Pills promising better sex may pose danger

The Food and Drug Administration (FDA) caused a number of over the counter medications to be recalled when it cited them for containing unsafe ingredients. Several of the defective products could pose a serious threat to people with heart conditions, high blood pressure or a tendency toward seizures. The citation targeted several dietary supplements that claim to increase libido and enhance sexual performance. In some cases, the products were recalled due to false claims about the ability of the supplements to treat medical conditions such as erectile dysfunction. In other cases, the supplements were removed after they were found to contain prescription drug ingredients.

The FDA carefully regulates prescription drugs. The regulation of over the counter supplements is more difficult. With no requirement to conduct clinical trials or prove that their products offer any benefit, the makers of dietary supplements may ignore the potential harm they can cause to consumers. At least six companies in Florida alone have been cited recently for improper conduct. Testing of sexual enhancement supplements discovered ingredients such as sulfoaildenafil, sildenafil, tadalafil and yohimbe. All of these ingredients are regulated due to harm they pose if given in the wrong doses or to people whose health is compromised.

Consumers may mistake lack of regulation for a guarantee of safety.

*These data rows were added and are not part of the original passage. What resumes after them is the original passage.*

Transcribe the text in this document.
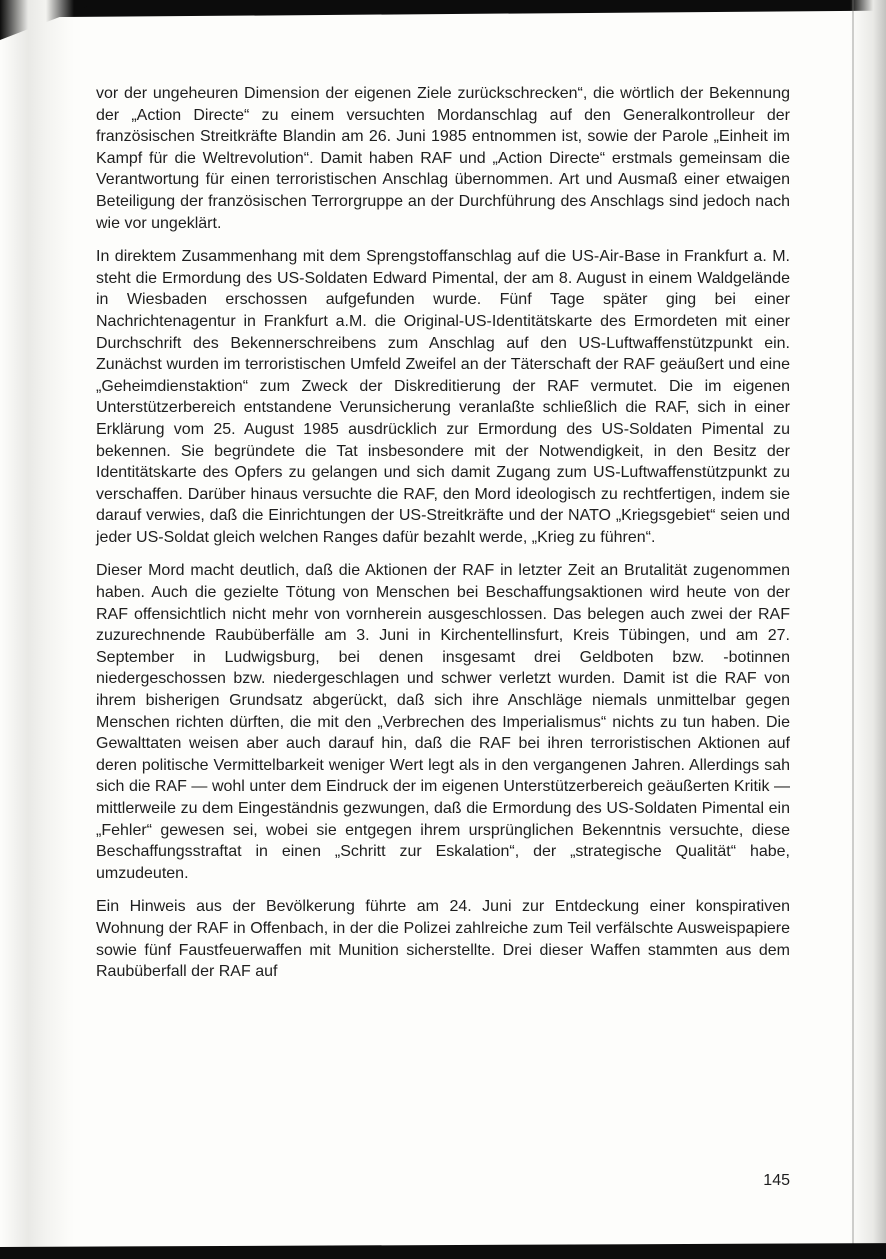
vor der ungeheuren Dimension der eigenen Ziele zurückschrecken“, die wörtlich der Bekennung der „Action Directe“ zu einem versuchten Mordanschlag auf den Generalkontrolleur der französischen Streitkräfte Blandin am 26. Juni 1985 entnommen ist, sowie der Parole „Einheit im Kampf für die Weltrevolution“. Damit haben RAF und „Action Directe“ erstmals gemeinsam die Verantwortung für einen terroristischen Anschlag übernommen. Art und Ausmaß einer etwaigen Beteiligung der französischen Terrorgruppe an der Durchführung des Anschlags sind jedoch nach wie vor ungeklärt.

In direktem Zusammenhang mit dem Sprengstoffanschlag auf die US-Air-Base in Frankfurt a. M. steht die Ermordung des US-Soldaten Edward Pimental, der am 8. August in einem Waldgelände in Wiesbaden erschossen aufgefunden wurde. Fünf Tage später ging bei einer Nachrichtenagentur in Frankfurt a.M. die Original-US-Identitätskarte des Ermordeten mit einer Durchschrift des Bekennerschreibens zum Anschlag auf den US-Luftwaffenstützpunkt ein. Zunächst wurden im terroristischen Umfeld Zweifel an der Täterschaft der RAF geäußert und eine „Geheimdienstaktion“ zum Zweck der Diskreditierung der RAF vermutet. Die im eigenen Unterstützerbereich entstandene Verunsicherung veranlaßte schließlich die RAF, sich in einer Erklärung vom 25. August 1985 ausdrücklich zur Ermordung des US-Soldaten Pimental zu bekennen. Sie begründete die Tat insbesondere mit der Notwendigkeit, in den Besitz der Identitätskarte des Opfers zu gelangen und sich damit Zugang zum US-Luftwaffenstützpunkt zu verschaffen. Darüber hinaus versuchte die RAF, den Mord ideologisch zu rechtfertigen, indem sie darauf verwies, daß die Einrichtungen der US-Streitkräfte und der NATO „Kriegsgebiet“ seien und jeder US-Soldat gleich welchen Ranges dafür bezahlt werde, „Krieg zu führen“.

Dieser Mord macht deutlich, daß die Aktionen der RAF in letzter Zeit an Brutalität zugenommen haben. Auch die gezielte Tötung von Menschen bei Beschaffungsaktionen wird heute von der RAF offensichtlich nicht mehr von vornherein ausgeschlossen. Das belegen auch zwei der RAF zuzurechnende Raubüberfälle am 3. Juni in Kirchentellinsfurt, Kreis Tübingen, und am 27. September in Ludwigsburg, bei denen insgesamt drei Geldboten bzw. -botinnen niedergeschossen bzw. niedergeschlagen und schwer verletzt wurden. Damit ist die RAF von ihrem bisherigen Grundsatz abgerückt, daß sich ihre Anschläge niemals unmittelbar gegen Menschen richten dürften, die mit den „Verbrechen des Imperialismus“ nichts zu tun haben. Die Gewalttaten weisen aber auch darauf hin, daß die RAF bei ihren terroristischen Aktionen auf deren politische Vermittelbarkeit weniger Wert legt als in den vergangenen Jahren. Allerdings sah sich die RAF — wohl unter dem Eindruck der im eigenen Unterstützerbereich geäußerten Kritik — mittlerweile zu dem Eingeständnis gezwungen, daß die Ermordung des US-Soldaten Pimental ein „Fehler“ gewesen sei, wobei sie entgegen ihrem ursprünglichen Bekenntnis versuchte, diese Beschaffungsstraftat in einen „Schritt zur Eskalation“, der „strategische Qualität“ habe, umzudeuten.

Ein Hinweis aus der Bevölkerung führte am 24. Juni zur Entdeckung einer konspirativen Wohnung der RAF in Offenbach, in der die Polizei zahlreiche zum Teil verfälschte Ausweispapiere sowie fünf Faustfeuerwaffen mit Munition sicherstellte. Drei dieser Waffen stammten aus dem Raubüberfall der RAF auf

145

How could a company sell a dangerous product at the counter of a gas station or convenience store? The manufacturers of these products rarely identify themselves on the packaging. The law does not require manufacturers to disclose their information on the packaging.

The FDA’s increased scrutiny may protect potential victims. For now, it is important for consumers with heart conditions or who are taking any other medication to speak to a doctor before using these supplements.